Près des trois quarts des demandeurs d'asile vont être orientés en régions, pour soulager l'Île-de-France
Un nouvel arrêté, pris dans le cadre de "l'orientation régionale directive" prévue par la loi de septembre 2018 pour une immigration maîtrisée, prévoit désormais l'orientation de 77% des demandeurs d'asile en régions, pour soulager l'Île-de-France qui accueille actuellement 46% d'entre eux. Ce même arrêté fixe aussi la capacité d'hébergement par région, selon les différents types de structures. Du fait notamment de cette concentration en Ile-de-France, un décret examiné ce 21 avril en Conseil des ministres donne par ailleurs au préfet de police de Paris de coordination en matière d'immigration et d'asile sur l'ensemble de la région. Un préfet délégué à l'immigration sera nommé.
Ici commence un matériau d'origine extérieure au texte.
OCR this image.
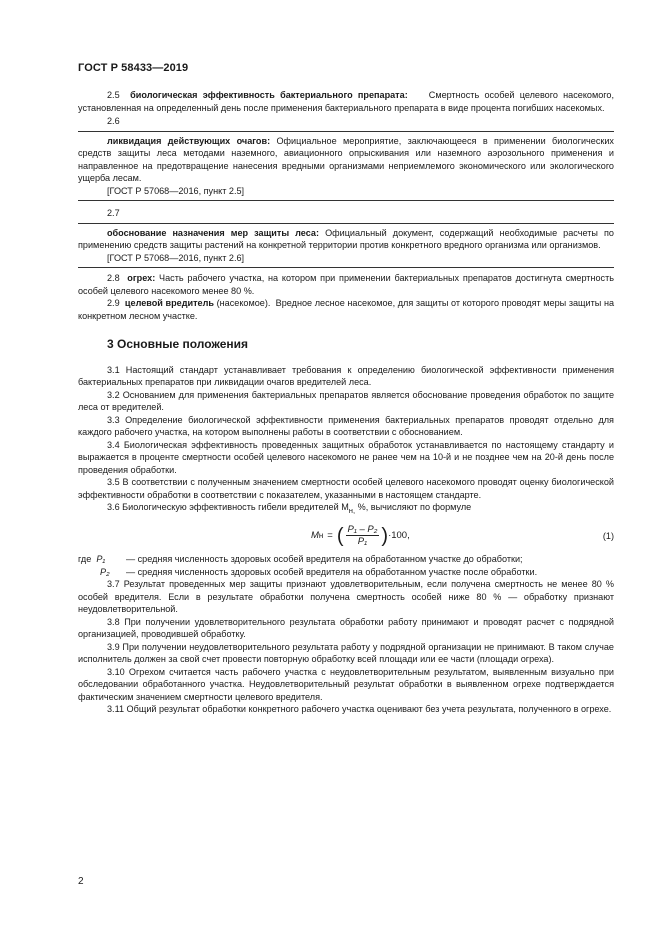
ГОСТ Р 58433—2019

2.5 биологическая эффективность бактериального препарата: Смертность особей целевого насекомого, установленная на определенный день после применения бактериального препарата в виде процента погибших насекомых.

2.6

ликвидация действующих очагов: Официальное мероприятие, заключающееся в применении биологических средств защиты леса методами наземного, авиационного опрыскивания или наземного аэрозольного применения и направленное на предотвращение нанесения вредными организмами неприемлемого экономического или экологического ущерба лесам.

[ГОСТ Р 57068—2016, пункт 2.5]

2.7

обоснование назначения мер защиты леса: Официальный документ, содержащий необходимые расчеты по применению средств защиты растений на конкретной территории против конкретного вредного организма или организмов.

[ГОСТ Р 57068—2016, пункт 2.6]

2.8 огрех: Часть рабочего участка, на котором при применении бактериальных препаратов достигнута смертность особей целевого насекомого менее 80 %.

2.9 целевой вредитель (насекомое). Вредное лесное насекомое, для защиты от которого проводят меры защиты на конкретном лесном участке.

3 Основные положения

3.1 Настоящий стандарт устанавливает требования к определению биологической эффективности применения бактериальных препаратов при ликвидации очагов вредителей леса.

3.2 Основанием для применения бактериальных препаратов является обоснование проведения обработок по защите леса от вредителей.

3.3 Определение биологической эффективности применения бактериальных препаратов проводят отдельно для каждого рабочего участка, на котором выполнены работы в соответствии с обоснованием.

3.4 Биологическая эффективность проведенных защитных обработок устанавливается по настоящему стандарту и выражается в проценте смертности особей целевого насекомого не ранее чем на 10-й и не позднее чем на 20-й день после проведения обработки.

3.5 В соответствии с полученным значением смертности особей целевого насекомого проводят оценку биологической эффективности обработки в соответствии с показателем, указанными в настоящем стандарте.

3.6 Биологическую эффективность гибели вредителей $M_{н,}$ %, вычисляют по формуле

M н = ( $\frac{\text{P₁ – P₂}}{\text{P₁}}$ ) ·100,	(1)
где P₁	— средняя численность здоровых особей вредителя на обработанном участке до обработки;
P₂	— средняя численность здоровых особей вредителя на обработанном участке после обработки.

3.7 Результат проведенных мер защиты признают удовлетворительным, если получена смертность не менее 80 % особей вредителя. Если в результате обработки получена смертность особей ниже 80 % — обработку признают неудовлетворительной.

3.8 При получении удовлетворительного результата обработки работу принимают и проводят расчет с подрядной организацией, проводившей обработку.

3.9 При получении неудовлетворительного результата работу у подрядной организации не принимают. В таком случае исполнитель должен за свой счет провести повторную обработку всей площади или ее части (площади огреха).

3.10 Огрехом считается часть рабочего участка с неудовлетворительным результатом, выявленным визуально при обследовании обработанного участка. Неудовлетворительный результат обработки в выявленном огрехе подтверждается фактическим значением смертности целевого вредителя.

3.11 Общий результат обработки конкретного рабочего участка оценивают без учета результата, полученного в огрехе.

2
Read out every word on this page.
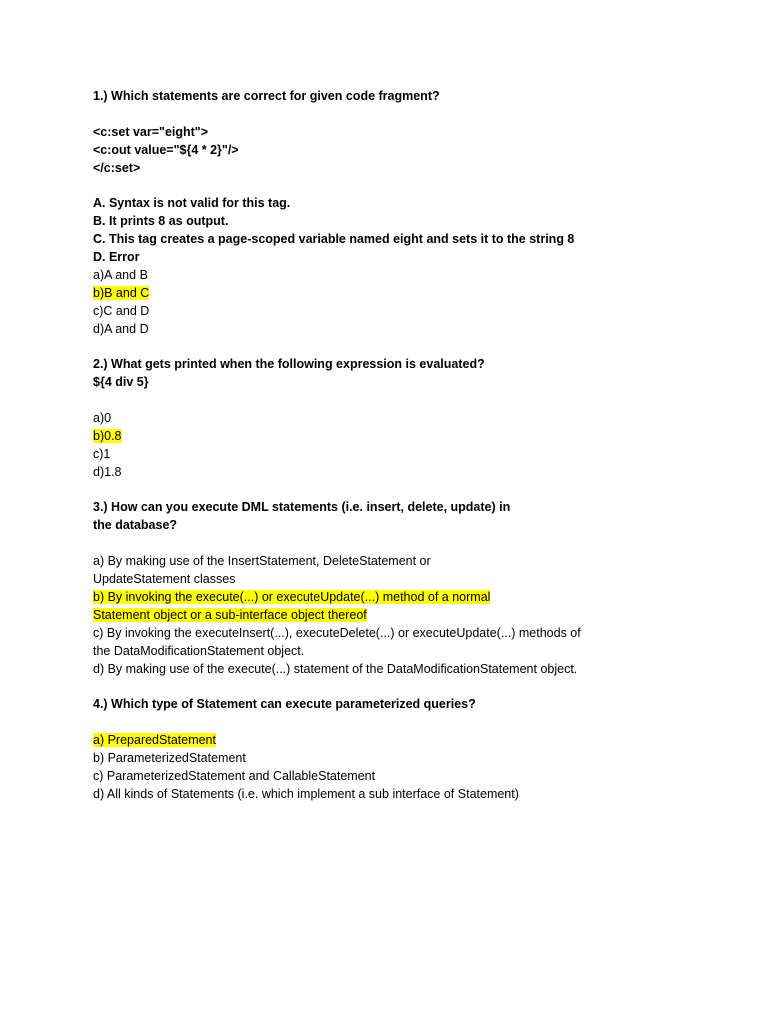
1.) Which statements are correct for given code fragment?
<c:set var="eight">
<c:out value="${4 * 2}"/>
</c:set>
A. Syntax is not valid for this tag.
B. It prints 8 as output.
C. This tag creates a page-scoped variable named eight and sets it to the string 8
D. Error
a)A and B
b)B and C
c)C and D
d)A and D
2.) What gets printed when the following expression is evaluated?
${4 div 5}
a)0
b)0.8
c)1
d)1.8
3.) How can you execute DML statements (i.e. insert, delete, update) in
the database?
a) By making use of the InsertStatement, DeleteStatement or
UpdateStatement classes
b) By invoking the execute(...) or executeUpdate(...) method of a normal
Statement object or a sub-interface object thereof
c) By invoking the executeInsert(...), executeDelete(...) or executeUpdate(...) methods of
the DataModificationStatement object.
d) By making use of the execute(...) statement of the DataModificationStatement object.
4.) Which type of Statement can execute parameterized queries?
a) PreparedStatement
b) ParameterizedStatement
c) ParameterizedStatement and CallableStatement
d) All kinds of Statements (i.e. which implement a sub interface of Statement)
Au début du mois de janvier, le ministère de l'Intérieur publiait le "Schéma national d'accueil des demandeurs d'asile et d'intégration des réfugiés 2021-2023", aussitôt doublé d'un arrêté du 7 janvier fixant l'objectif du nombre de places d'hébergement au 31 décembre 2021 et la répartition des demandeurs d'asile entre les régions métropolitaines (voir notre article du 12 janvier 2021). Il s'agissait en l'occurrence de la répartition des demandeurs d'asile orientés, autrement dit de ceux orientés vers le premier pays d'accueil compétent en application du règlement "Dublin" pour statuer sur la demande d'asile. Deux régions étaient alors exemptées de l'accueil de ces "dublinés" : l'Île-de-France ("excédentaire") et les Hauts-de-France ("à la cible").
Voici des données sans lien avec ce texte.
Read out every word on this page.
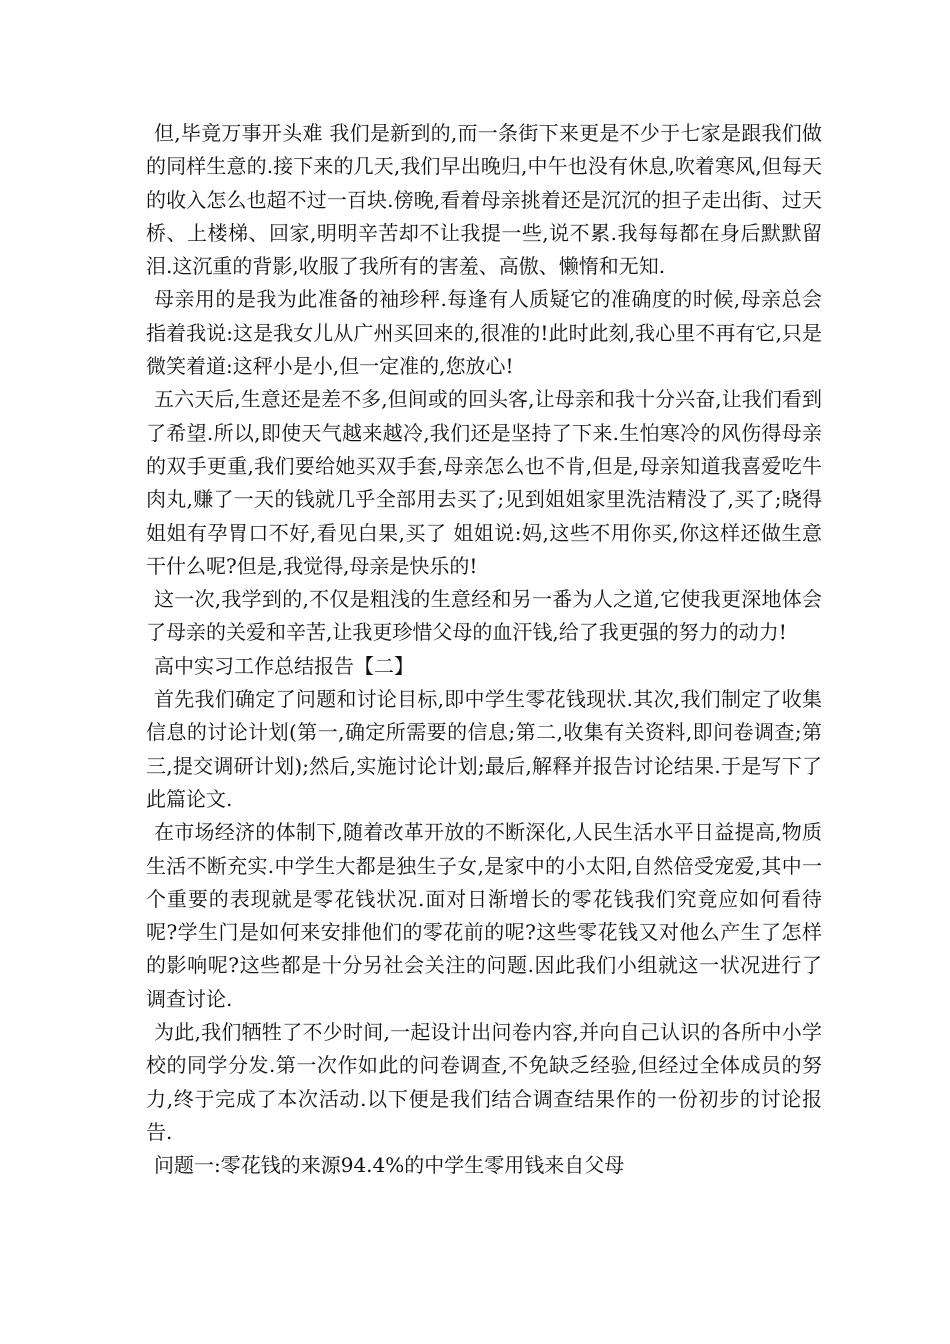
但,毕竟万事开头难 我们是新到的,而一条街下来更是不少于七家是跟我们做的同样生意的.接下来的几天,我们早出晚归,中午也没有休息,吹着寒风,但每天的收入怎么也超不过一百块.傍晚,看着母亲挑着还是沉沉的担子走出街、过天桥、上楼梯、回家,明明辛苦却不让我提一些,说不累.我每每都在身后默默留泪.这沉重的背影,收服了我所有的害羞、高傲、懒惰和无知.

母亲用的是我为此准备的袖珍秤.每逢有人质疑它的准确度的时候,母亲总会指着我说:这是我女儿从广州买回来的,很准的!此时此刻,我心里不再有它,只是微笑着道:这秤小是小,但一定准的,您放心!

五六天后,生意还是差不多,但间或的回头客,让母亲和我十分兴奋,让我们看到了希望.所以,即使天气越来越冷,我们还是坚持了下来.生怕寒冷的风伤得母亲的双手更重,我们要给她买双手套,母亲怎么也不肯,但是,母亲知道我喜爱吃牛肉丸,赚了一天的钱就几乎全部用去买了;见到姐姐家里洗洁精没了,买了;晓得姐姐有孕胃口不好,看见白果,买了 姐姐说:妈,这些不用你买,你这样还做生意干什么呢?但是,我觉得,母亲是快乐的!

这一次,我学到的,不仅是粗浅的生意经和另一番为人之道,它使我更深地体会了母亲的关爱和辛苦,让我更珍惜父母的血汗钱,给了我更强的努力的动力!

高中实习工作总结报告【二】

首先我们确定了问题和讨论目标,即中学生零花钱现状.其次,我们制定了收集信息的讨论计划(第一,确定所需要的信息;第二,收集有关资料,即问卷调查;第三,提交调研计划);然后,实施讨论计划;最后,解释并报告讨论结果.于是写下了此篇论文.

在市场经济的体制下,随着改革开放的不断深化,人民生活水平日益提高,物质生活不断充实.中学生大都是独生子女,是家中的小太阳,自然倍受宠爱,其中一个重要的表现就是零花钱状况.面对日渐增长的零花钱我们究竟应如何看待呢?学生门是如何来安排他们的零花前的呢?这些零花钱又对他么产生了怎样的影响呢?这些都是十分另社会关注的问题.因此我们小组就这一状况进行了调查讨论.

为此,我们牺牲了不少时间,一起设计出问卷内容,并向自己认识的各所中小学校的同学分发.第一次作如此的问卷调查,不免缺乏经验,但经过全体成员的努力,终于完成了本次活动.以下便是我们结合调查结果作的一份初步的讨论报告.

问题一:零花钱的来源94.4%的中学生零用钱来自父母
Un objectif de 119.978 places d'hébergement, réparties entre régions
Exactement trois mois plus tard, l'arrêté du 7 janvier est abrogé par un nouvel arrêté du 7 avril 2021. Comme son bref prédécesseur, celui-ci fixe à 111.978, au 31 décembre 2021, le nombre de places d'hébergement dédiées à l'accueil des demandeurs d'asile et des réfugiés, ainsi que leur répartition par régions métropolitaines (hors Corse) et par type d'hébergement (Cada, Huda, Prahda...). Ce tableau (voir au bas de l'article) est strictement le même que celui figurant dans l'arrêté du 7 janvier dernier. Il prévoit notamment que l'Île-de-France, qui concentre 46% de la demande d'asile (voir aussi notre encadré ci-dessous), mais dispose actuellement de 19% des capacités d'hébergement dédiées aux demandeurs d'asile, devrait représenter environ 20% de l'hébergement à la fin de l'année 2021. Cette situation n'a pas seulement pour conséquence la surcharge de l'Île-de-France. Elle a aussi pour effet de priver les demandeurs d'asile de la possibilité d'être hébergés, ce qui explique pour partie les solutions précaires (squats, hôtels...) et les campements de fortune. Par exemple, si 93% des demandeurs d'asile bénéficient d'un hébergement en Bourgogne-Franche-Comté, ils ne sont que 30% dans ce cas en Île-de-France.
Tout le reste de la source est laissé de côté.